A longtime religious leader who has played a prominent role in helping to change the self-perceptions of his countrymen, Dr. Chakwera said that the past history of corruption in Africa is ending through more democracy and participation by all the people of Africa for a better more sustainable economic, social and political future.

“We need to follow the rule of law because a whole lot of impunity is going on, and for Malawians everywhere, we promise to start building a new Malawi at the end of this month,” he said.

Prior to running for the presidency, Chakwera helmed the Malawi Assemblies of God for more than 25 years – a position that he was democratically elected to seven consecutive times.

A renowned author, mentor and administrator, Chakwera also chaired the Board for Pan African Theological Seminary; All Nations Theological Seminary, and he has served as board member for Global University in Springfield, Missouri.

Born on April 5, 1955, Chakwera once chaired the Association for Pentecostal Theological Education in Africa and he served as a member for the Public Universities Working Committee of Malawi.

With a Bachelor of Arts degree from Chancellor College of the University of Malawi and a Bachelor of Theology with Honors from the University of the North in South Africa, Chakwera also earned a Masters of Theology from the University of South Africa in Pretoria and a Doctor of Ministry from Trinity International University in Deerfield, Illinois.

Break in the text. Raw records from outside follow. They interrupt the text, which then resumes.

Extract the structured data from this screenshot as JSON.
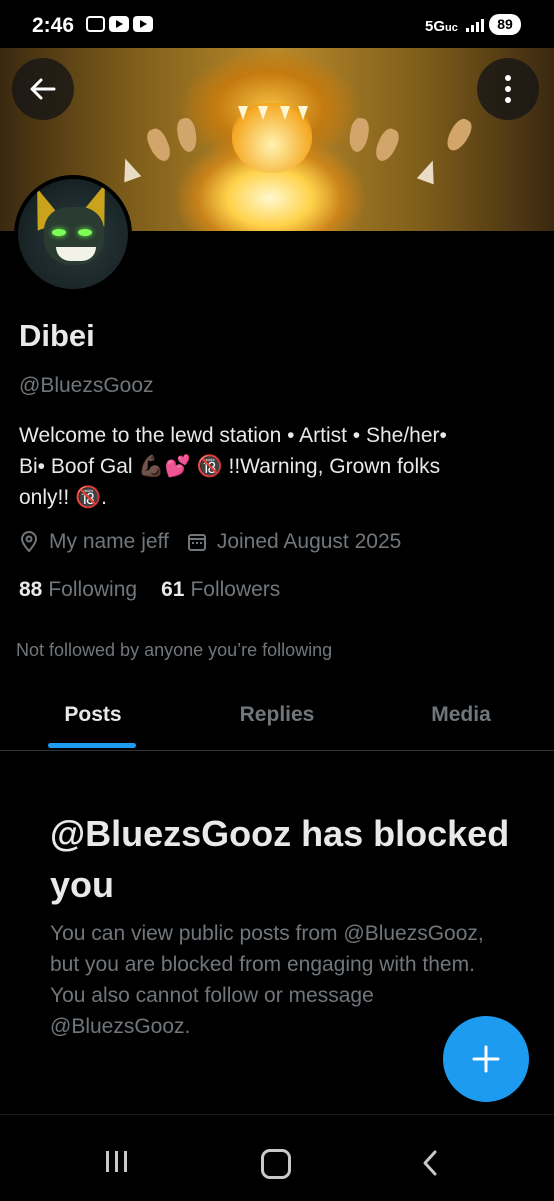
{
  "status_bar": {
    "time": "2:46",
    "network": "5G",
    "battery": "89"
  },
  "profile": {
    "name": "Dibei",
    "handle": "@BluezsGooz",
    "bio": "Welcome to the lewd station • Artist • She/her•\nBi• Boof Gal 💪🏿💕   🔞 !!Warning, Grown folks\nonly!!  🔞.",
    "location": "My name jeff",
    "joined": "Joined August 2025",
    "following_count": "88",
    "following_label": "Following",
    "followers_count": "61",
    "followers_label": "Followers",
    "not_followed_text": "Not followed by anyone you’re following"
  },
  "tabs": [
    {
      "label": "Posts",
      "active": true
    },
    {
      "label": "Replies",
      "active": false
    },
    {
      "label": "Media",
      "active": false
    }
  ],
  "blocked": {
    "title": "@BluezsGooz has blocked you",
    "description": "You can view public posts from @BluezsGooz, but you are blocked from engaging with them. You also cannot follow or message @BluezsGooz."
  },
  "colors": {
    "accent": "#1d9bf0",
    "background": "#000000",
    "text_primary": "#e7e9ea",
    "text_secondary": "#71767b"
  },
  "icons": {
    "back": "arrow-left-icon",
    "more": "more-vertical-icon",
    "location": "location-pin-icon",
    "calendar": "calendar-icon",
    "compose": "plus-icon"
  }
}
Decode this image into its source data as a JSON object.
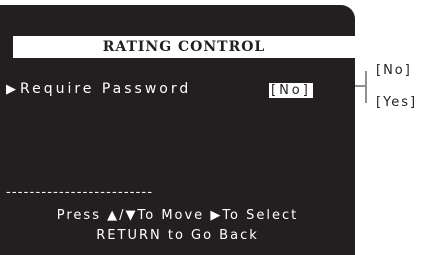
{
  "menu": {
    "title": "RATING CONTROL",
    "item": {
      "arrow": "▶",
      "label": "Require Password",
      "value": "[No]"
    }
  },
  "divider": "-------------------------",
  "hints": {
    "line1": {
      "press": "Press ",
      "up": "▲",
      "slash": "/",
      "down": "▼",
      "move": "To Move ",
      "arrow": "▶",
      "select": "To Select"
    },
    "line2": "RETURN to Go Back"
  },
  "options": [
    "[No]",
    "[Yes]"
  ],
  "colors": {
    "screen": "#231f20",
    "text": "#ffffff",
    "highlight": "#ffffff"
  }
}
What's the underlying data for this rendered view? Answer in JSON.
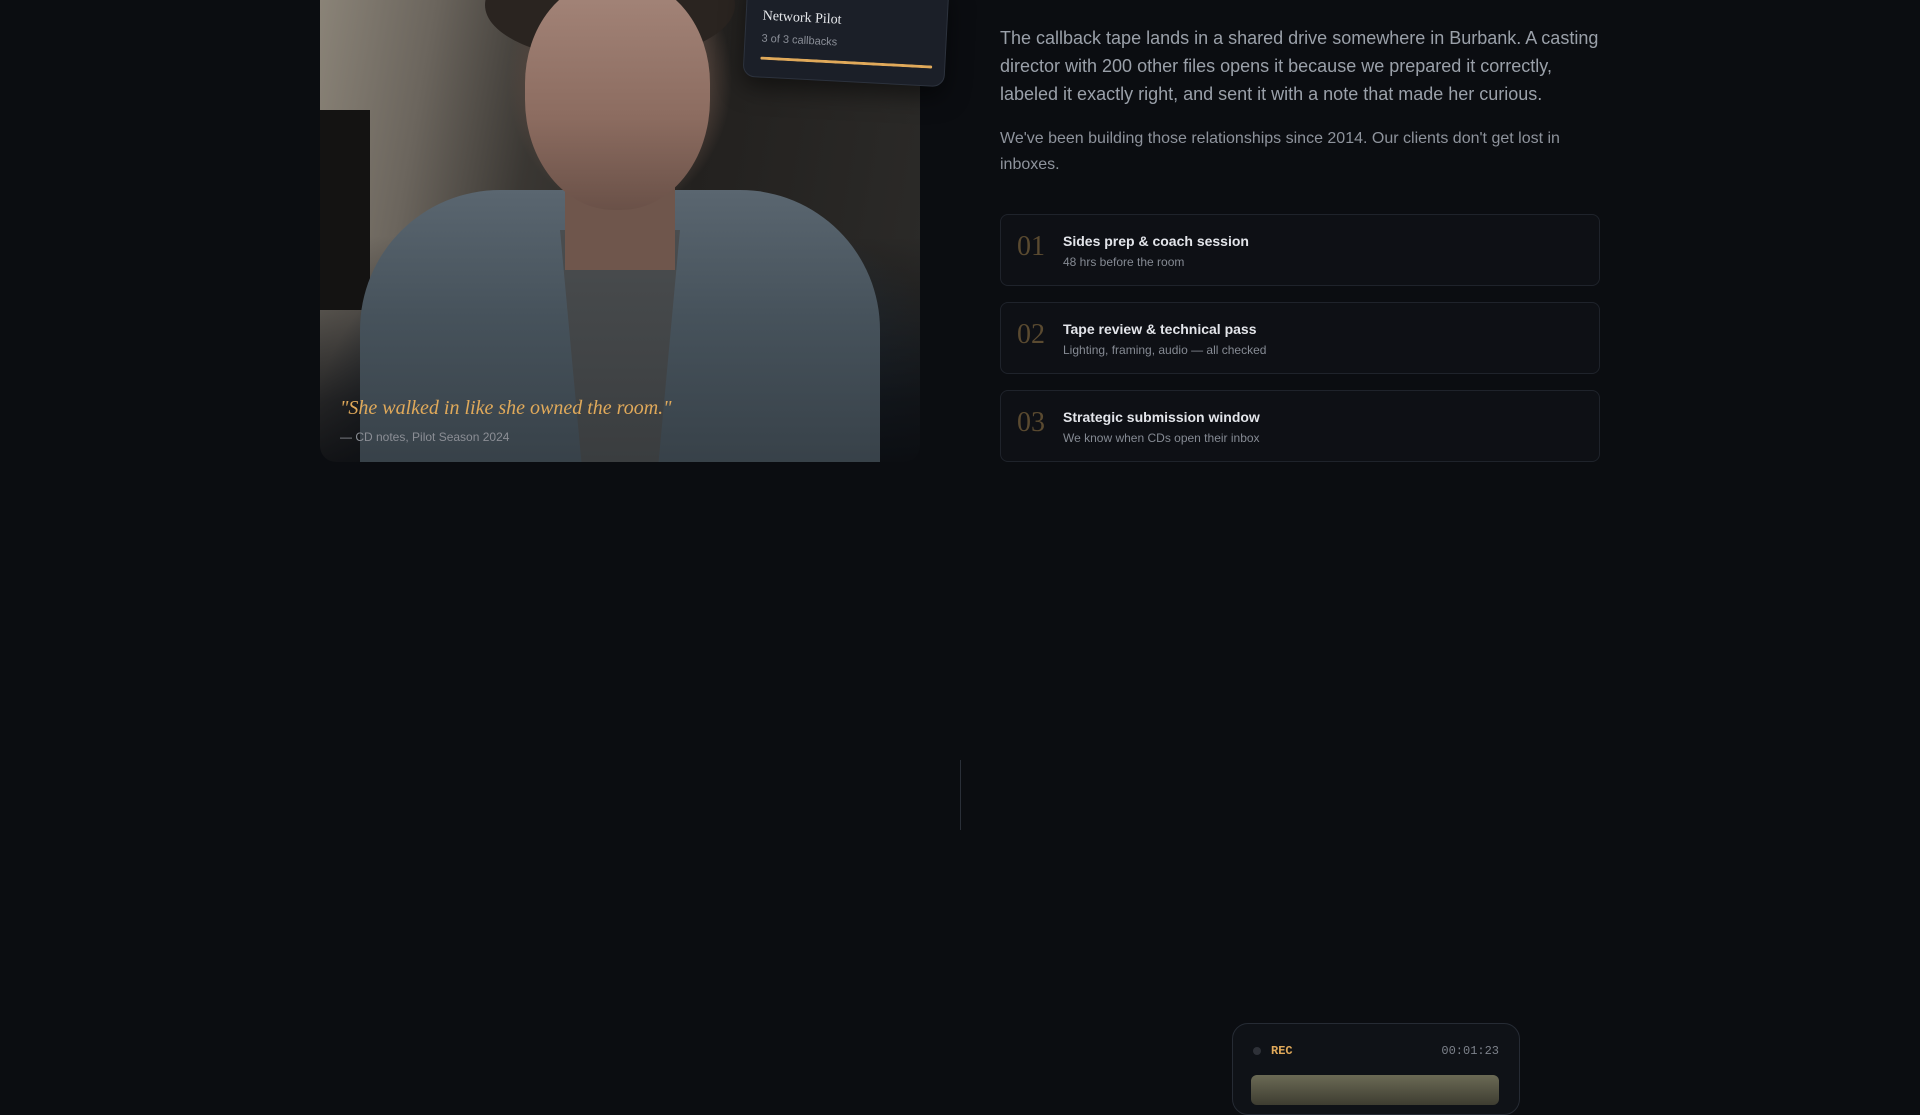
{
  "hero_photo": {
    "quote": "\"She walked in like she owned the room.\"",
    "quote_source": "— CD notes, Pilot Season 2024"
  },
  "progress_card": {
    "title": "Network Pilot",
    "subtitle": "3 of 3 callbacks",
    "progress_fraction": 1.0,
    "accent_color": "#e0a95a"
  },
  "copy": {
    "lead": "The callback tape lands in a shared drive somewhere in Burbank. A casting director with 200 other files opens it because we prepared it correctly, labeled it exactly right, and sent it with a note that made her curious.",
    "sub": "We've been building those relationships since 2014. Our clients don't get lost in inboxes."
  },
  "steps": [
    {
      "num": "01",
      "title": "Sides prep & coach session",
      "desc": "48 hrs before the room"
    },
    {
      "num": "02",
      "title": "Tape review & technical pass",
      "desc": "Lighting, framing, audio — all checked"
    },
    {
      "num": "03",
      "title": "Strategic submission window",
      "desc": "We know when CDs open their inbox"
    }
  ],
  "recorder": {
    "label": "REC",
    "timecode": "00:01:23"
  },
  "colors": {
    "background": "#0b0d11",
    "accent": "#e0a95a"
  }
}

“I tell you what, we’re really talking about issues of character, about issues to do with a vision and what I’m offering is somewhat different from what is usually the case,” Chakwera said.

“We want to really have the developmental state that is able to protect our citizens and make sure that each one has a chance to prosper so no one is left behind,” he said.

Malawi is small enough that if “you did something consistently and well enough within a couple of years, it should show something has changed,” Chakwera said.

“What we’re doing now is to make sure we get everyone on board so that we do exactly that,” he said. “Most people come here and look at what we have, and they will not fault so much in the policies and the laws, but it is just the implementation that really needs to improve.

“We want to have the political will which is what everybody says we have a shortage of,” Chakwera said. “So, this is why it’s the issue of character that we want to follow through on.”

Growing up, the presidency wasn’t exactly what Chakwera aspired to attain, but he said his decision to run really came from a much higher source.

“Sometimes, when you look back and you piece things together, you see how God was leading you,” said Chakwera, who’s now 64.

Chakwera’s personal epiphany occurred in 2012.

“That’s when things came to a head. I had thought about serving the nation in many ways and I thought what I was already doing was sufficient,” he said.

He enjoyed hosting a weekly and national radio talk show and then did likewise on television where he said some of the more encouraging results manifested itself when of his countrymen began building homes and feeling more empowered.

Attitudes improved and self-esteem rose in the country based on what Chakwera had accomplished through his church, he said.

“I believe it’s extremely important for the Black Press of America to have a relationship with Africa. It brings the kind of linkage that should always be there but that hasn’t been manifested,” Chakwera said.

“We need to link up because surprisingly we have a kindred spirit and I believe all of us coming together and putting everything on the table will be helpful to our African-American friends and all of Africa and to realize that we’re meant to be better than we are,” Chakwera said.

The presidential hopeful also reflected on the 400th anniversary of the infamous Transatlantic Slave Trade.

“Right now, we need to say what lessons can we learn,” he said. “Four hundred years is a long time, but it’s theologically possible that God’s providence permitted for us to come to this stage where we can now take control of our future and destiny. We can’t change the past, but let’s get ahold of our future and shape it the way we want to shape it.”